ローゼの母親は、ローゼが落ち着いたのを見てから、ディルクのほうへ向き直る。少し腫れた頬に向けてハンカチを差し出した。


「痛かったでしょう。すみません。怪我はなさってないですか?」

「いえ……」


ディルクはそれを受け取り口元を拭いた。血の味はするが、ほんの少し口の中を切っただけだ。


「前に来てくださったとき、あなたは私の話をちゃんと聞いてくれたでしょう。身分に関係なく、人を人と思って接する人なんだと思っていました。

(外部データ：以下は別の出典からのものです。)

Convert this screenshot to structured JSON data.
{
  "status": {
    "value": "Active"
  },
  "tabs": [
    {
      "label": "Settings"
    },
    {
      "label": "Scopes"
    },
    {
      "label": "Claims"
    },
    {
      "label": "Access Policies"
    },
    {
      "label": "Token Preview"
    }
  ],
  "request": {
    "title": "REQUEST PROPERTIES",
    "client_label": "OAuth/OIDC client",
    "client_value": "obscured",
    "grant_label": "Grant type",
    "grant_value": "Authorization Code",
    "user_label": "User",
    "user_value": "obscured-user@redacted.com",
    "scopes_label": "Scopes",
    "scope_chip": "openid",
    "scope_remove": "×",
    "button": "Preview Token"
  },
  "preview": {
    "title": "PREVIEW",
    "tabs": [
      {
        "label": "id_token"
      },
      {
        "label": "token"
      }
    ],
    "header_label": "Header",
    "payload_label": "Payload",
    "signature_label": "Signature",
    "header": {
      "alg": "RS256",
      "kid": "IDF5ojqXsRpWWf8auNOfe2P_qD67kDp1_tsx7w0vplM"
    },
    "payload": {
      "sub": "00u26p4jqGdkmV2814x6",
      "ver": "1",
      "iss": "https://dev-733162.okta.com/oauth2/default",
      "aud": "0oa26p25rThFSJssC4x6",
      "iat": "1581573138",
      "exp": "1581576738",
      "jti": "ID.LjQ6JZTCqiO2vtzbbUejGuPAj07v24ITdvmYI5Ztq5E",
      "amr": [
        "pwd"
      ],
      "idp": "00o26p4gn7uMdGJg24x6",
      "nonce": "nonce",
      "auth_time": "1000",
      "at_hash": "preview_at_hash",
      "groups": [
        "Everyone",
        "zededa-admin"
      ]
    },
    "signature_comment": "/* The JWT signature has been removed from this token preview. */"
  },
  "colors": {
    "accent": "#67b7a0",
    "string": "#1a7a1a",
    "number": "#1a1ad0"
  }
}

ローゼがあなたに恋をして、あなたがローゼを選んでくれたのなら、私は反対するつもりはありません」

「……ありがとう、ママ!」


感極まったローゼが母親の首に抱き付く。反対に情けない声をあげるのはブレーメン氏だ。


「お前……」


妻に叩かれた頬を押さえながら涙目になる。


「あなた、いいじゃないの。農園は別の人に継いでもらえばいいわ」

「それじゃあ、ローゼがいなくなっちまうじゃないか」

「ローゼにだって、好きな人と生きる権利があるわ」


妻の説得にブレーメン氏は仕方なく頷き、名残惜しそうに娘を抱きしめた。
ローゼの家の力関係を垣間見てしまったようで、ディルクとしては苦笑するしかない。